New Hampshire: No Wholesaling-Specific Law
State: New Hampshire | Status: No wholesaling-specific statute as of July 7, 2026 | Bottom line: Wholesale here the normal way. The contract is yours to assign. Cross into unlicensed agent territory and you have a problem, stay out of it and you do not.
What This Means
There is no New Hampshire statute that singles out wholesalers. No special disclosures, no state registration, no seller cancellation window, no restriction on assigning a purchase contract. General contract law applies, and it says a contract is assignable unless its own terms say otherwise.
So the standard sequence is fully available: sign a purchase agreement with an assignment clause, find your end buyer, assign your position, collect the fee at closing.

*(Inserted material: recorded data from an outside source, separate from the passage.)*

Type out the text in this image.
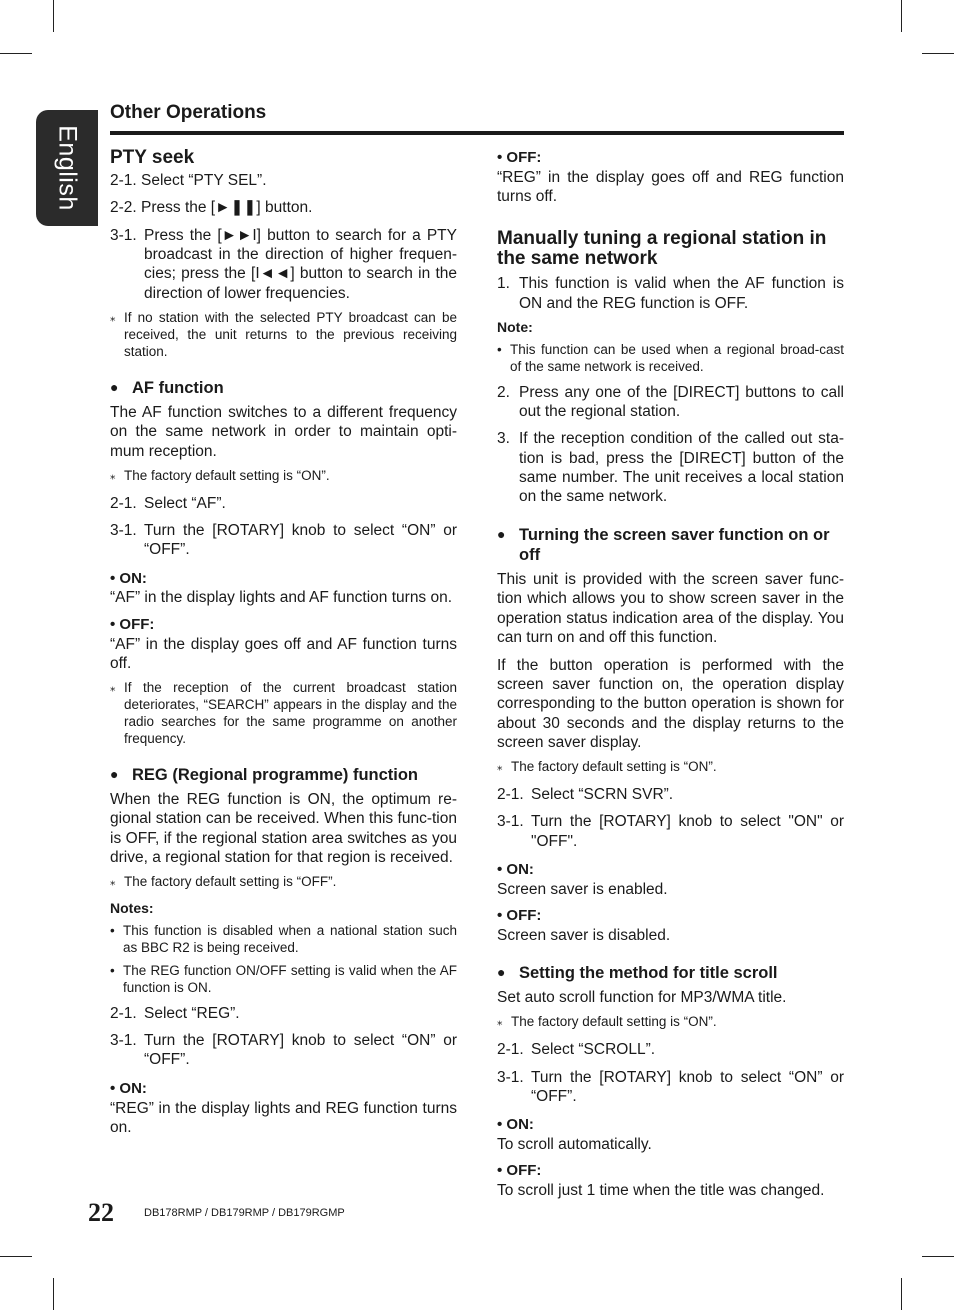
English
Other Operations

PTY seek

2-1. Select “PTY SEL”.

2-2. Press the [►❚❚] button.

3-1. Press the [►►I] button to search for a PTY broadcast in the direction of higher frequen-cies; press the [I◄◄] button to search in the direction of lower frequencies.
⁎ If no station with the selected PTY broadcast can be received, the unit returns to the previous receiving station.

● AF function

The AF function switches to a different frequency on the same network in order to maintain opti-mum reception.

⁎ The factory default setting is “ON”.
2-1. Select “AF”.
3-1. Turn the [ROTARY] knob to select “ON” or “OFF”.

• ON:

“AF” in the display lights and AF function turns on.

• OFF:

“AF” in the display goes off and AF function turns off.

⁎ If the reception of the current broadcast station deteriorates, “SEARCH” appears in the display and the radio searches for the same programme on another frequency.

● REG (Regional programme) function

When the REG function is ON, the optimum re-gional station can be received. When this func-tion is OFF, if the regional station area switches as you drive, a regional station for that region is received.

⁎ The factory default setting is “OFF”.

Notes:

• This function is disabled when a national station such as BBC R2 is being received.
• The REG function ON/OFF setting is valid when the AF function is ON.
2-1. Select “REG”.
3-1. Turn the [ROTARY] knob to select “ON” or “OFF”.

• ON:

“REG” in the display lights and REG function turns on.

• OFF:

“REG” in the display goes off and REG function turns off.

Manually tuning a regional station in the same network

1. This function is valid when the AF function is ON and the REG function is OFF.

Note:

• This function can be used when a regional broad-cast of the same network is received.
2. Press any one of the [DIRECT] buttons to call out the regional station.
3. If the reception condition of the called out sta-tion is bad, press the [DIRECT] button of the same number. The unit receives a local station on the same network.

● Turning the screen saver function on or off

This unit is provided with the screen saver func-tion which allows you to show screen saver in the operation status indication area of the display. You can turn on and off this function.

If the button operation is performed with the screen saver function on, the operation display corresponding to the button operation is shown for about 30 seconds and the display returns to the screen saver display.

⁎ The factory default setting is “ON”.
2-1. Select “SCRN SVR”.
3-1. Turn the [ROTARY] knob to select "ON" or "OFF".

• ON:

Screen saver is enabled.

• OFF:

Screen saver is disabled.

● Setting the method for title scroll

Set auto scroll function for MP3/WMA title.

⁎ The factory default setting is “ON”.
2-1. Select “SCROLL”.
3-1. Turn the [ROTARY] knob to select “ON” or “OFF”.

• ON:

To scroll automatically.

• OFF:

To scroll just 1 time when the title was changed.

22	DB178RMP / DB179RMP / DB179RGMP
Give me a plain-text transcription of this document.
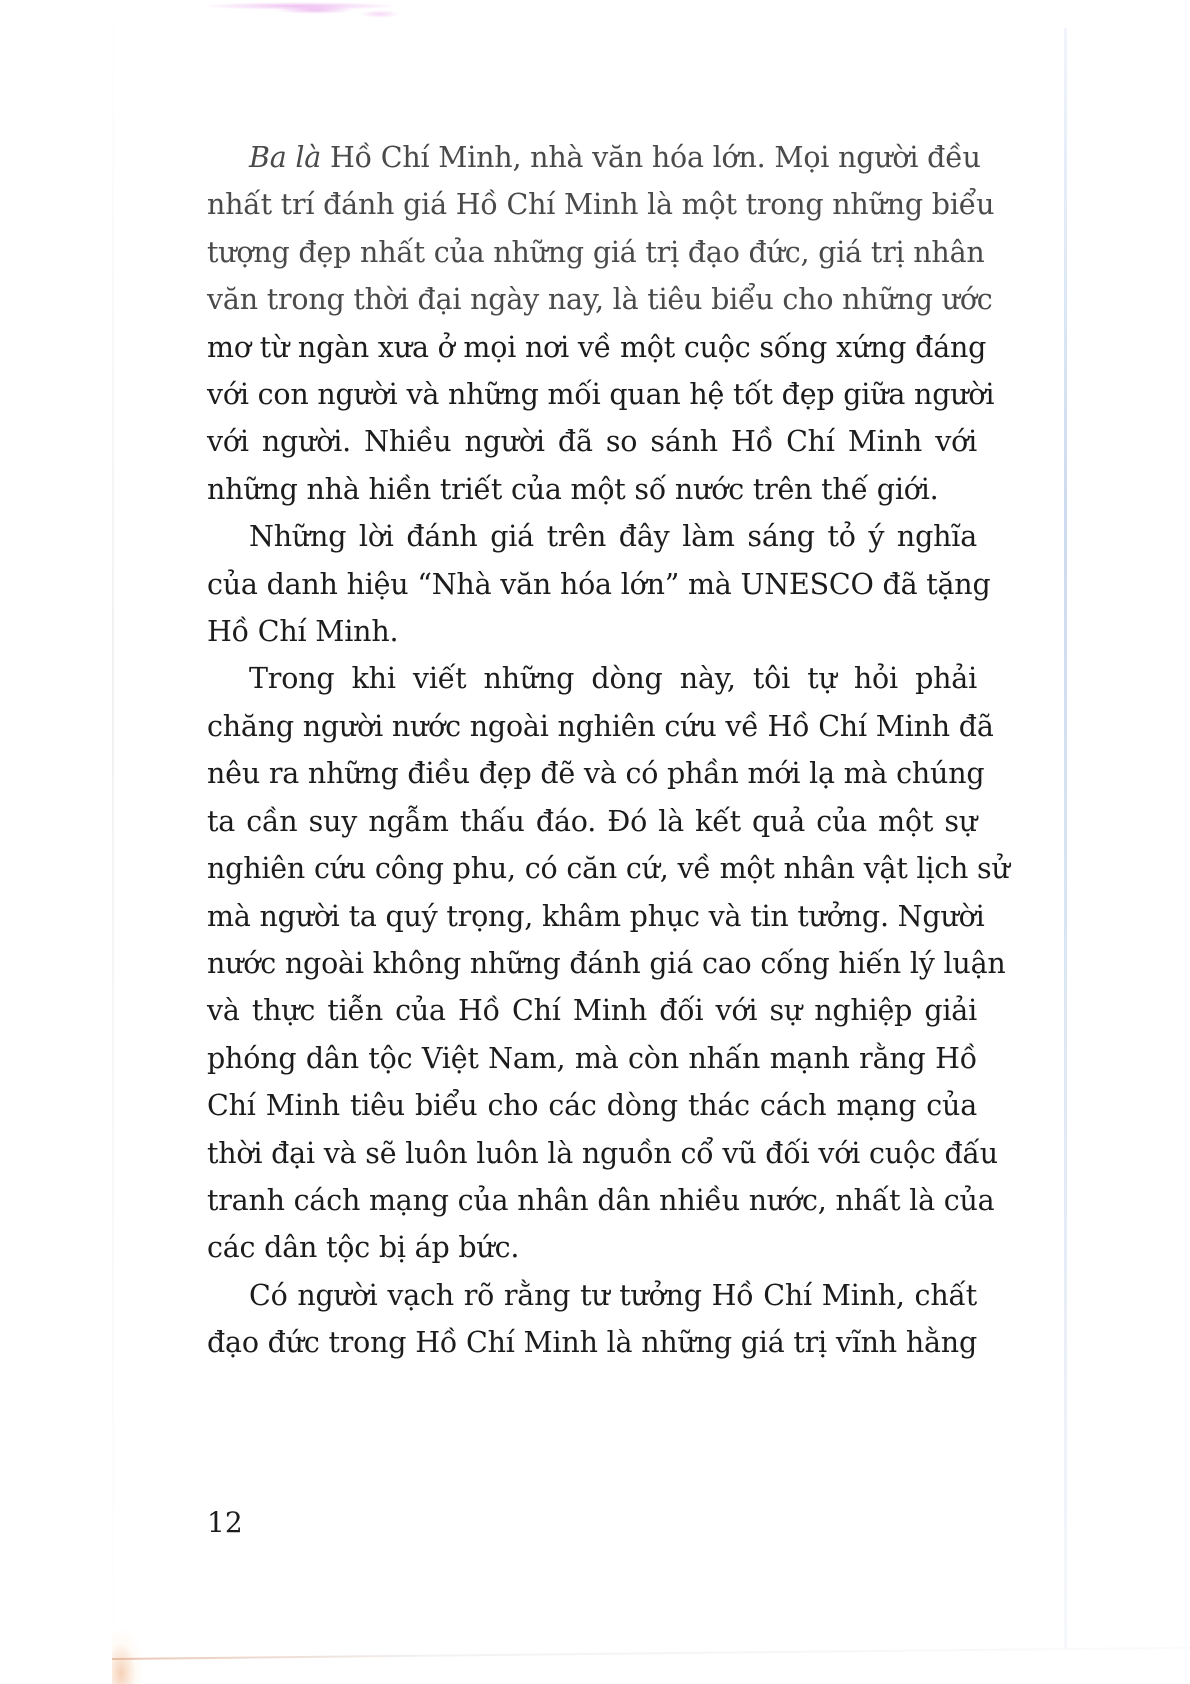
Ba là Hồ Chí Minh, nhà văn hóa lớn. Mọi người đều
nhất trí đánh giá Hồ Chí Minh là một trong những biểu
tượng đẹp nhất của những giá trị đạo đức, giá trị nhân
văn trong thời đại ngày nay, là tiêu biểu cho những ước
mơ từ ngàn xưa ở mọi nơi về một cuộc sống xứng đáng
với con người và những mối quan hệ tốt đẹp giữa người
với người. Nhiều người đã so sánh Hồ Chí Minh với
những nhà hiền triết của một số nước trên thế giới.
Những lời đánh giá trên đây làm sáng tỏ ý nghĩa
của danh hiệu “Nhà văn hóa lớn” mà UNESCO đã tặng
Hồ Chí Minh.
Trong khi viết những dòng này, tôi tự hỏi phải
chăng người nước ngoài nghiên cứu về Hồ Chí Minh đã
nêu ra những điều đẹp đẽ và có phần mới lạ mà chúng
ta cần suy ngẫm thấu đáo. Đó là kết quả của một sự
nghiên cứu công phu, có căn cứ, về một nhân vật lịch sử
mà người ta quý trọng, khâm phục và tin tưởng. Người
nước ngoài không những đánh giá cao cống hiến lý luận
và thực tiễn của Hồ Chí Minh đối với sự nghiệp giải
phóng dân tộc Việt Nam, mà còn nhấn mạnh rằng Hồ
Chí Minh tiêu biểu cho các dòng thác cách mạng của
thời đại và sẽ luôn luôn là nguồn cổ vũ đối với cuộc đấu
tranh cách mạng của nhân dân nhiều nước, nhất là của
các dân tộc bị áp bức.
Có người vạch rõ rằng tư tưởng Hồ Chí Minh, chất
đạo đức trong Hồ Chí Minh là những giá trị vĩnh hằng
12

The rule that does apply, in New Hampshire and everywhere else, is that brokering real estate without a license is illegal. Practically:
- Market your contract position, not the house. "I have an assignable contract on a 3-bed in Manchester" is selling something you own. Listing the property itself as if you were the seller or their agent is not.
- Only work deals where you are a party to the contract. Introducing someone else's buyer to someone else's seller for a fee is licensed activity.
- Want to advertise properties directly? Get licensed. That closes the exposure completely.
Watch Out For
- Unlicensed brokerage is the single risk that exists here today. Keep your ads about the contract, and keep proof of your equitable interest (your signed purchase agreement) organized in case anyone ever asks.
- Our source reports found no New Hampshire wholesaling bill of any kind. That said, New England neighbors and half the country are actively debating this, so silence now is not a guarantee for next session.
- Check back. We update this page when anything is filed in Concord.
This is analysis, not legal advice. Confirm anything you rely on with a New Hampshire real estate attorney.